How does plotting many points affect the time it takes?
Analyze the time complexity of the following code snippet.
import pandas as pd
import matplotlib.pyplot as plt
n = 1000 # example size
data = pd.DataFrame({
'x': range(n),
'y': range(n)
})
plt.scatter(data['x'], data['y'])
plt.show()
This code creates a scatter plot of n points using pandas and matplotlib.
- Primary operation: Plotting each point on the scatter plot.
- How many times: Once for each of the n points in the data.
As the number of points increases, the time to plot grows roughly in direct proportion.
| Input Size (n) | Approx. Operations |
|---|---|
| 10 | 10 operations (plotting 10 points) |
| 100 | 100 operations (plotting 100 points) |
| 1000 | 1000 operations (plotting 1000 points) |
Pattern observation: The time grows linearly as the number of points increases.
Time Complexity: O(n)
This means the time to create the scatter plot grows directly with the number of points.

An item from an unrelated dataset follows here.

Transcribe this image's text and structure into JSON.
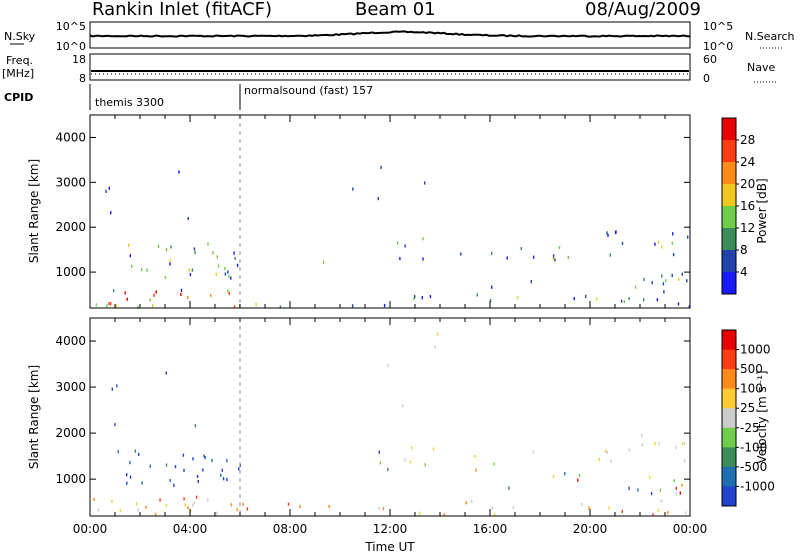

[X] Wrong: "Plotting a scatter plot takes the same time no matter how many points there are."
[OK] Correct: Each point must be drawn, so more points mean more work and more time.
Understanding how plotting time grows helps you explain performance when working with large datasets in real projects.
"What if we used a sampling method to plot only a fraction of points? How would the time complexity change?"